Die Ankündigung die italienischen Premiers, den G8-Gipfel Anfang Juli von der Insel La Maddalena in die vom Erdbeben verwüstete Stadt L’Aquila zu verlegen, war gewiss kein letzter Versuch, aus der Katastrophe politisches Kapital zu schlagen. Die Bilanz des Schreckens – fast 300 Tote, Tausende Verletzte und Traumatisierte, 60.000 Obdachlose – bringt Berlusconi nicht aus dem Gleichgewicht. Er tritt auf wie immer: selbstsicher und gelassen, ein Mann der Tat, der hoffnungsvoll in die Zukunft schaut und andere mit seinem Optimismus anzustecken versteht. Wer kein Haus mehr hat und erst einmal im Zelt wohnen muss, solle das „wie ein Camping-Wochenende“ nehmen, riet er. Dass die Geschädigten diesen unerträglichen Zynismus hinnehmen, weil sie auf den Retter in der Not hoffen, ist menschlich verständlich – dass der vermeintliche Retter diese menschliche Schwäche für eigene Zwecke ausnutzt, ist schamlos.
Schwamm drüber
Nur zwei Jahre soll der Wiederaufbau in den Abruzzen dauern. Da darf keine Zeit verloren werden mit „überflüssigen“ Nachforschungen, warum selbst neuere Bauten bei dem Beben am 6. April in sich zusammenstürzten, findet Berlusconi. Zumal nicht einmal klar sei, ob es überhaupt irgendwelche Verstöße gegen Bauvorschriften gegeben habe. Alle unabhängigen Experten sind vom Gegenteil überzeugt. In jedem Fall steht fest, dass die zuständigen Behörden nur in den seltensten Fällen die Einhaltung der zuletzt verschärften Vorschriften auch wirklich kontrolliert haben. Diese Unterlassungen aufzuklären und die Verantwortlichen zur Rechenschaft zu ziehen, wäre minimale Voraussetzung dafür, dass die gleichen Fehler nicht noch einmal begangen werden. Die von Berlusconi propagierte Politik des „Schwamm drüber“ würde diejenigen Baufirmen, die aus Profitgründen gegen Sicherheitsstandards verstoßen haben, mit neuen Aufträgen belohnen. Ohne strikte Kontrolle – Kontrolle der Kontrolleure eingeschlossen – wäre die nächste Katastrophe programmiert. In der süditalienischen Baubranche sind die Grenzen zwischen „normalem“ Profitstreben und organisierter Kriminalität fließend: Dass die von Rom für den Wiederaufbau der Region bewilligten 12 Milliarden Euro die Mafia-Clans auf den Plan rufen, ist so sicher wie Berlusconis nächste verbale Entgleisung.

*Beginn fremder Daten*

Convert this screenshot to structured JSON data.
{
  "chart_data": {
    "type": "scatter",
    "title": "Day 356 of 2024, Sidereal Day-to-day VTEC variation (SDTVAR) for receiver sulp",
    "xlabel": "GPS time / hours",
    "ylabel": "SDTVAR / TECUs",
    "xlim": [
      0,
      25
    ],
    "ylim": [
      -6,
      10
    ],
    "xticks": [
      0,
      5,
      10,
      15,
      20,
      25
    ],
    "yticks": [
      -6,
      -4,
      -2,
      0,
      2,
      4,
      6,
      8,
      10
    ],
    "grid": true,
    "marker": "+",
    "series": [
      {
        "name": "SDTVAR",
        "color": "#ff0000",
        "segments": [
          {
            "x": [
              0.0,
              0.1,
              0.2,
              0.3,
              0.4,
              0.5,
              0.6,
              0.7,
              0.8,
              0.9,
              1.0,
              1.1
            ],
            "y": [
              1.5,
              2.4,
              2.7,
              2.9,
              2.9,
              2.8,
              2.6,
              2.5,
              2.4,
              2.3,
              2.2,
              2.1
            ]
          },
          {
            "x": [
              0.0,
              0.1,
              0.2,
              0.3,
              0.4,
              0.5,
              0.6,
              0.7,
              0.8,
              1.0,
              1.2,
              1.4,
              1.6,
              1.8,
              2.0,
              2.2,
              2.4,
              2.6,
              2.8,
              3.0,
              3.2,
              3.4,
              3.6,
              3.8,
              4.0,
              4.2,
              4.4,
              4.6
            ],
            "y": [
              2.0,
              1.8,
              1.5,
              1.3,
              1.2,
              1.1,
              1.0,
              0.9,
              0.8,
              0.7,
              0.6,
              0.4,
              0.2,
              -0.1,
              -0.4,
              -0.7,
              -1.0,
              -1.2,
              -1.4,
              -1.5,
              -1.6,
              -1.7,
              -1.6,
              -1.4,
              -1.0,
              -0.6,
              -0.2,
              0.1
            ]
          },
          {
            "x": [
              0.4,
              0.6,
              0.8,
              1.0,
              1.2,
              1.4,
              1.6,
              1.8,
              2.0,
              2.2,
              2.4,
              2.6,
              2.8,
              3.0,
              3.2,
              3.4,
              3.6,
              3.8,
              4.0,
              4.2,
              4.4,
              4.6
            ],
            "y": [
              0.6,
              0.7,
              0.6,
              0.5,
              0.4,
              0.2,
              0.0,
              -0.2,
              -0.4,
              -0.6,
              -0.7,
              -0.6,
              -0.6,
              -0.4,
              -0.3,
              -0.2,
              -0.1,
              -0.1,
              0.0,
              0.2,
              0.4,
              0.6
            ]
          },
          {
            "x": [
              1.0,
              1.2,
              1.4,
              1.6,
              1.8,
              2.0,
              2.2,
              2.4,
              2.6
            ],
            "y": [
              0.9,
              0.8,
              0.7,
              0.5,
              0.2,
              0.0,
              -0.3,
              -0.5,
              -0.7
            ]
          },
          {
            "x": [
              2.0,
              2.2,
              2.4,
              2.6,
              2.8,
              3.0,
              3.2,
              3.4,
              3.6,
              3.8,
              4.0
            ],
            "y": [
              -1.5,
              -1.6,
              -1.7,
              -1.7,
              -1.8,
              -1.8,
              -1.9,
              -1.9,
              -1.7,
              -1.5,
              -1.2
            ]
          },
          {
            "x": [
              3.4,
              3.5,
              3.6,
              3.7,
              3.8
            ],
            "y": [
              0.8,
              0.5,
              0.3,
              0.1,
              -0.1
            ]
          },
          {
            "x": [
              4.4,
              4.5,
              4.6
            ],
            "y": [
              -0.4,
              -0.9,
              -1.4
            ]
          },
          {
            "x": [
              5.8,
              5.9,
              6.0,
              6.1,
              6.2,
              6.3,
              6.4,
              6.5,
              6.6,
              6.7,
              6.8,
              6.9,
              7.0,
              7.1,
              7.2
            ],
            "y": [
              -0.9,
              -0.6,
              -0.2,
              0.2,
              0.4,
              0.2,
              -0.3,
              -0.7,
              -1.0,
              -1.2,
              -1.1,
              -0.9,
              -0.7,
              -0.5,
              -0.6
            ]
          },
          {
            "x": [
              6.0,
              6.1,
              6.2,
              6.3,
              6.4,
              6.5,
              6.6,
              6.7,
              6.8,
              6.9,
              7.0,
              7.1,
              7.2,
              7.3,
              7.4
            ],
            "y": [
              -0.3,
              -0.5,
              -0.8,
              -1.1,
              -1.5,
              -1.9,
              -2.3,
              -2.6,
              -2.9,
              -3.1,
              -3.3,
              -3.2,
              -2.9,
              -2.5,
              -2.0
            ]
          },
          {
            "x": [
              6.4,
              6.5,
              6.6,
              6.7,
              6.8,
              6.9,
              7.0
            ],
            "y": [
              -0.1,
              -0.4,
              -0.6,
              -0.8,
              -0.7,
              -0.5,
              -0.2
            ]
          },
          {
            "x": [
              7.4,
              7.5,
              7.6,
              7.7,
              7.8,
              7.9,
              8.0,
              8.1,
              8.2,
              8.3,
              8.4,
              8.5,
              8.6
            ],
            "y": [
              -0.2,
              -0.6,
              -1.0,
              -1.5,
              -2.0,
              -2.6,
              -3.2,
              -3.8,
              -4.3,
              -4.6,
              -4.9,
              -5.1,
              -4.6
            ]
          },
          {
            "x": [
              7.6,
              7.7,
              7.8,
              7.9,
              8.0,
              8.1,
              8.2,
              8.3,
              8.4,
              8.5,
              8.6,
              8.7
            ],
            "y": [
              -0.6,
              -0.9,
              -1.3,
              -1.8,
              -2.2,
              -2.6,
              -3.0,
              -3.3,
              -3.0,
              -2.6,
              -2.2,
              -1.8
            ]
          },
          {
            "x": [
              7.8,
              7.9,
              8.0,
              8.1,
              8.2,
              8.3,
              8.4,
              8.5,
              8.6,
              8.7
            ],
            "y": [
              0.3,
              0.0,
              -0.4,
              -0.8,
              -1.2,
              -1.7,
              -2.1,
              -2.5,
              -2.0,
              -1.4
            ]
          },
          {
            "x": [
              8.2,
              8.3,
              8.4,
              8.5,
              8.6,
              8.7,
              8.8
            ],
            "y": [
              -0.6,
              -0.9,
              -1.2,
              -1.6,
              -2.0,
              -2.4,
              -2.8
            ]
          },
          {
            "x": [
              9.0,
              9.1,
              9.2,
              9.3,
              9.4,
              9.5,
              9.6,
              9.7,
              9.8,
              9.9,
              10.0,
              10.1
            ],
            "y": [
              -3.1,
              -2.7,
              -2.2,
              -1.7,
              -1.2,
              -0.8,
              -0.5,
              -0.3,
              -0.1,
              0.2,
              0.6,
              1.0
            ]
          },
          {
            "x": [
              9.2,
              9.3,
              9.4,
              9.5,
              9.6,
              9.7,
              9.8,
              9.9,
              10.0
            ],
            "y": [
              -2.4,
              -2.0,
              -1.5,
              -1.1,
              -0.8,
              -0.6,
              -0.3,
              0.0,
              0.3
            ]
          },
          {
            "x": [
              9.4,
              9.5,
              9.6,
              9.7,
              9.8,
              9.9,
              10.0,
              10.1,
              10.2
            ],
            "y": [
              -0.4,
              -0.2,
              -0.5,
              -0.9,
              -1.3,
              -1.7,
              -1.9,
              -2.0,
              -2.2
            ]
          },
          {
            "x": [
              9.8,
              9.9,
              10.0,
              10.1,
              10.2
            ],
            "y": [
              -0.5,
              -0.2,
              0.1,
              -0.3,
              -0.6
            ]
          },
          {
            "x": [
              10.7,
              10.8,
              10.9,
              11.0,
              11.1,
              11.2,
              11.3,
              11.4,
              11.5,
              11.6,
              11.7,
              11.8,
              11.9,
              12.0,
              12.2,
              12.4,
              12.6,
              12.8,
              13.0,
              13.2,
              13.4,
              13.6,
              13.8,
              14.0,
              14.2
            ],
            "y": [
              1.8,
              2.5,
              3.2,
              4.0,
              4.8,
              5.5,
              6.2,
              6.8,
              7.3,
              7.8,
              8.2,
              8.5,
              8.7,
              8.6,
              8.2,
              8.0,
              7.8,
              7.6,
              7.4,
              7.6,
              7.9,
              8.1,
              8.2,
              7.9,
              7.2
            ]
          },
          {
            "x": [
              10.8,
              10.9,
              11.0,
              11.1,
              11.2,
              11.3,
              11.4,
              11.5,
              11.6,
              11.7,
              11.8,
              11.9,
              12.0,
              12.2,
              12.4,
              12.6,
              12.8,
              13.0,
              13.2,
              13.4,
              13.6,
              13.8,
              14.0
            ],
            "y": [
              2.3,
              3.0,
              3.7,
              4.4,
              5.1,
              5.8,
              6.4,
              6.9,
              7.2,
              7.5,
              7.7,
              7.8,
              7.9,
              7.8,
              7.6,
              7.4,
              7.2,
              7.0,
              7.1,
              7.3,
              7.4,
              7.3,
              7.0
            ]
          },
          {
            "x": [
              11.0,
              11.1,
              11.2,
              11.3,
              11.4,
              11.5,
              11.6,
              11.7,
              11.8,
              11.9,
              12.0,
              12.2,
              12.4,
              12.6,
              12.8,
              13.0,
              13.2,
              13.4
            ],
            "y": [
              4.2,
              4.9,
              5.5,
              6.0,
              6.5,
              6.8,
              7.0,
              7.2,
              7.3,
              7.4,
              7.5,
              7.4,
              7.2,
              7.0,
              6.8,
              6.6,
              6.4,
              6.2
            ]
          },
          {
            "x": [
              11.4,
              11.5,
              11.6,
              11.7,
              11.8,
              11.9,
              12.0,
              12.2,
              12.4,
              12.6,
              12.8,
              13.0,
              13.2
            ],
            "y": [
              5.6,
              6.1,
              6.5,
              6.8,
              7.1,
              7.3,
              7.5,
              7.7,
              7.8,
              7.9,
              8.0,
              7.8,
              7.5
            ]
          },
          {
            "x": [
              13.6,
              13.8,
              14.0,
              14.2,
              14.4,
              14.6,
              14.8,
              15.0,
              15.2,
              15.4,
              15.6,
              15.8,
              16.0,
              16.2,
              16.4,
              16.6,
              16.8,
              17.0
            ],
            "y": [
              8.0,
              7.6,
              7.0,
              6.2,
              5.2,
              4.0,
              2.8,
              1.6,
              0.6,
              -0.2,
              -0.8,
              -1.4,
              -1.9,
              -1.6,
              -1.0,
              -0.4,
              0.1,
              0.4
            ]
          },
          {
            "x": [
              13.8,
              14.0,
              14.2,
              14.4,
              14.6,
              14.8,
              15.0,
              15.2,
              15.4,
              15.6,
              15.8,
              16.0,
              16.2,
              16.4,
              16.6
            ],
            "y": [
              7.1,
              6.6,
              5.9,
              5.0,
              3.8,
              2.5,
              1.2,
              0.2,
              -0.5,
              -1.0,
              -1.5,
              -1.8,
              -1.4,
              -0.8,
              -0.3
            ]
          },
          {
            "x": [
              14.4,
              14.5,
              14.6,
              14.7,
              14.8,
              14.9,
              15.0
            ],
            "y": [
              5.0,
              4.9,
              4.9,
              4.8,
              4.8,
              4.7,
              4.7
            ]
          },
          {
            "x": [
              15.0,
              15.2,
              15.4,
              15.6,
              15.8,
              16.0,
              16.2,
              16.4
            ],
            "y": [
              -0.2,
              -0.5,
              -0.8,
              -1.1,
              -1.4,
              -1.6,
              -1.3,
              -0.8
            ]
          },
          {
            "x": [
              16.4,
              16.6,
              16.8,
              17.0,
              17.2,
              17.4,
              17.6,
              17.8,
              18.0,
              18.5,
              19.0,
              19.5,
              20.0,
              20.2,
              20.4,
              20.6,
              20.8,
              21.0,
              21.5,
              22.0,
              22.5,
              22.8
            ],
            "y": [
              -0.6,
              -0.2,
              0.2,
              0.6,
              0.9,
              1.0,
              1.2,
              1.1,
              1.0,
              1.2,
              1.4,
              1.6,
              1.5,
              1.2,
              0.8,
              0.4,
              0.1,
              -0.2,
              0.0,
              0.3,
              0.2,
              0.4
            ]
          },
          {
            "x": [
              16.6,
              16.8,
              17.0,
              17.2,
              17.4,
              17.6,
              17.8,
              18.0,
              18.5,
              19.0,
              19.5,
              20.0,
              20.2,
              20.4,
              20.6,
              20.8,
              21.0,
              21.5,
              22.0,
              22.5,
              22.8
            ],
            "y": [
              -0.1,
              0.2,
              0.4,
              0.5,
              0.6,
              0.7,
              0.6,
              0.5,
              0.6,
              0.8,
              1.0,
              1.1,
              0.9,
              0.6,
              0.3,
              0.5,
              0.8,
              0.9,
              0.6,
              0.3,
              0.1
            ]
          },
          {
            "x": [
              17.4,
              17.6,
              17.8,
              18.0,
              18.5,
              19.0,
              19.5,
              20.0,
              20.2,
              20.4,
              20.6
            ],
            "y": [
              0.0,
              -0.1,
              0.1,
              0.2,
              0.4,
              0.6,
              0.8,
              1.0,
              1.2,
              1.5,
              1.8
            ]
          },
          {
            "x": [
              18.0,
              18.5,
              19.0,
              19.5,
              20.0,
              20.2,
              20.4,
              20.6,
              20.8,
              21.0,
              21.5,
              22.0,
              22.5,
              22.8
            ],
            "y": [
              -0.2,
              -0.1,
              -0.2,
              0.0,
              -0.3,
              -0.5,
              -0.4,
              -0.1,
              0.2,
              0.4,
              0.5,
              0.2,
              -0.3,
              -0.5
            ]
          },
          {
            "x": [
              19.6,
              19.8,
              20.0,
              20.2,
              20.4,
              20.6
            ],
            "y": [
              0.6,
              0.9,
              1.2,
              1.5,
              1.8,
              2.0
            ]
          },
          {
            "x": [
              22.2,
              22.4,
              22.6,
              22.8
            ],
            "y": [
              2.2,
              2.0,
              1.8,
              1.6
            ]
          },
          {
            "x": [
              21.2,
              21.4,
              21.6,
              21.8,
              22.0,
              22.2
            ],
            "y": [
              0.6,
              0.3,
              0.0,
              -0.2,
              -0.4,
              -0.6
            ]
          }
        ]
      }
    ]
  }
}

Schon in der Vergangenheit sind große Teile der nach Erdbeben bereit gestellten staatlichen Gelder in dunklen Kanälen versickert. „Irpiniagate“ ist der bis heute geläufige Name für den Korruptionsskandal nach dem schweren Beben in der Irpinia-Gebirgskette im November 1980: Damals kamen in den süditalienischen Regionen Campania und Basilicata 2.914 Menschen ums Leben, 300.000 wurden obdachlos. Von den in- und ausländischen Hilfsgeldern kam schätzungsweise nur ein Viertel bei den Geschädigten an; Tausende lebten viele Jahre in Behelfsunterkünften, während korrupte Kommunalpolitiker, Bau-Unternehmer und die Camorra sich die Taschen füllten. Der prominenteste der im Zusammenhang mit „Irpiniagate“ unter Verdacht geratene Politiker war der aus der betroffenen Region stammende Christdemokrat Ciriaco De Mita, Italiens Premier 1988/89. Für De Mita allerdings saßen die wahren Schurken in Neapel: Die dortige Regionalregierung und die Camorra seien Schuld an der Veruntreuung der Gelder.